MADELEINE ROGER-LACAN | Lust and Loneliness | 6 rue Saint-Claude 75003

In situ 11 October 2025 - 29 November 2025

We are delighted to announce Madeleine Roger-Lacan’s first Solo Show Lust and Loneliness at Galerie Jousse Entreprise, 6 rue Saint-Claude, 75003 Paris.

Madeleine Roger-Lacan’s Solo Show “Lust and Loneliness” reads as memoir – autofiction — echoing an audacity like Melissa Febos’s Body Work, while fearlessly bounding into an upended womanhood. Likewise effusive in her expression of female rage and desire, Roger-Lacan maps places where female sexuality lies unbound and the mess of maternity morphs monstrous. A type of worldbuilding, in Roger-Lacan’s embodied, urban landscapes, a lover’s bed, a violent sidewalk encounter, and a painter’s studio meet in a sort of midnight playground. Her fertile cartography, drafted in fragments, stretched textile and paint, spans City of Light and digital screen in a network of selfies, street views and Chat GPT. 

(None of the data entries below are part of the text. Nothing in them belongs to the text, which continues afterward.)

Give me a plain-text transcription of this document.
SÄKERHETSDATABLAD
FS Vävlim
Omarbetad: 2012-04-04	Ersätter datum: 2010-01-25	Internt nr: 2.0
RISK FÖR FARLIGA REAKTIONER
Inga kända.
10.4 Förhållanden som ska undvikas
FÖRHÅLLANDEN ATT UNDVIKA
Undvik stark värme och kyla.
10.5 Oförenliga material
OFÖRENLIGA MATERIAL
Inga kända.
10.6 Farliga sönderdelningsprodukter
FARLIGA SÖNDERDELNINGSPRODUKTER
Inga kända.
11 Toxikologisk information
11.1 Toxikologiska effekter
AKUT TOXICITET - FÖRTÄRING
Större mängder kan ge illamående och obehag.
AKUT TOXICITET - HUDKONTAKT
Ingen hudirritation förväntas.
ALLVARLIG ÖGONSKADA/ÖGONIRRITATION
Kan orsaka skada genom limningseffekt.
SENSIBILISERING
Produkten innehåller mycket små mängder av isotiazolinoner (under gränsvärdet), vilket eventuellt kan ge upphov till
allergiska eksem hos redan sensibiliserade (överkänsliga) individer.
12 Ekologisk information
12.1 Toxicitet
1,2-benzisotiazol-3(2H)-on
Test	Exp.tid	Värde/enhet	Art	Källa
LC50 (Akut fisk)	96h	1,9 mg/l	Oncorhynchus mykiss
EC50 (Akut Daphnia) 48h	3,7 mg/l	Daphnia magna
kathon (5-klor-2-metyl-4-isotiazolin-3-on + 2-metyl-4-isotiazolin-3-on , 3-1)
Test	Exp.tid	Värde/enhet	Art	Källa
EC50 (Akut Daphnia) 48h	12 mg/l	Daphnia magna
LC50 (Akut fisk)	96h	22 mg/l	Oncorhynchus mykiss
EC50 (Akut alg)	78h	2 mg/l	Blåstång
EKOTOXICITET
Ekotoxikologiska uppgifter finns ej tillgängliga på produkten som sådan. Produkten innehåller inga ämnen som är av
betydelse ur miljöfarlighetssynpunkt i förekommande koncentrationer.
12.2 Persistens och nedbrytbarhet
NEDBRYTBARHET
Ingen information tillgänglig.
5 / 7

As if digging her heels into cold metal stirrups, ready to deliver a family of smaller paintings, Roger-Lacan’s Robe Polygame (Polygamist’s Dress) (2025), leans back into a gallery wall and spreads wide her thighs. Her corpulent body bulges with memory and longing. An assemblage of ten unique canvases, Roger-Lacan composed this work with extracts from her archives, painstakingly reassembled. A canavas shaped like France’s hexagone turned on its head and covered in bits of smashed looking glass shines from where this body of work’s heart would be. It’s a fractured “Mirror mirror on the wall …” granting answer to Hans Ulrich Obrist’s final of query of his Questionnaire: “Is the mirror broken?” Yes. Very much so. But like Niki de Saint Phalle’e Tableaux Eclatés, made just after she lost Jean Tinguely, as a way to “reassemble shattered pieces of my soul and psyche,” these analog flashbacks from Roger-Lacan’s last seven years announce a moment of creation. With wide eyes and an oiled brush, the artist exposes herself alone. She stages scenes that drift towards fantasy, caressing male bodies, both slipping from life and rising erect in its anticipation. And that cavernous gap opening between the legs of this goddess-like figure anticipates not just vaginal births but primal polygamous pleasure. Fashioning a kaleidoscopic spectrum of possibility for male and female figuration, Roger-Lacan’s painting in the round does not decant into mooning maternal form. She reigns over a realm beyond binaries, beyond, even, the threshold of death. 

This summer, Roger-Lacan traveled through Italy (home to Niki de Saint Phalle’s “Mecca” of body architecture, Il Giardino dei Tarocchi), making pilgrimage to Fra Angelico’s Annunciation and paying tribute to Tracey Emin’s latest exhibition in Florence. In her backpack, Roger-Lacan carried three small paintings now on display here, Frustration, Now (Something Lost) and Le Hasard (the last two, in weighty oil on wood). Back in Paris, these works join five other canvases, as well as three works on paper, and one very revealing color photograph, “all communicating,” Roger-Lacan says. As siblings would. 

Also inside this traveling backpack (that I imagine like a uterus, where this exhibition knit together as Roger-Lacan’s daughter grew inside her womb), she carried Camille Morineau’s Oser le nu, where 12th century abbess Hildegard von Bingen gets credit for being first to autrice a male nude; Christopher Ryan and Calcida Jethá’s Sex at Dawn, a revision of established beliefs about men and women’s sexual natures; and Charlotte Salomon’s Vie ? ou Theatre ? a terribly inspirational body of work made as an exiled artist faced an ultimately inescapable Nazi regime in the South of France. These titles answer my questions, Obrist’s too, similarly convinced by Oscar Wilde’s pronouncement: “It is what you read when you don’t have to, that determines what you will be.”

La Robe de ma fille hangs central within the gallery’s transforming back hall. In the small gallery nearby, Roger-Lacan’s fresco La Peintre et l’amoureuse surrounds the viewer.These final works frame a vision of a future unashamed by “the pram in the hall” – fully liberated from that belief that artist and mother form two mutually exclusive roles. Most definitely not a baptismal gown, this child sized silhouette incorporates high color scenes of sexual ecstasy – a reminder of Roger-Lacan’s fantastic leaps between infantile and erotic. “The change that counts in revolution takes place first in the imagination,” Rebecca Solnit writes in Hope in the Dark. Once referring to an artist’s “excluded influences” as her “grandmothers,” Solnit asserts imagination – fantasy’s terrain — as power. For Roger-Lacan, vivid imagination and its alchemical translation into composition and form, define her ultimate aim: “The act of painting and the act of imagination are my goals in all this.” Both impossible, save desire.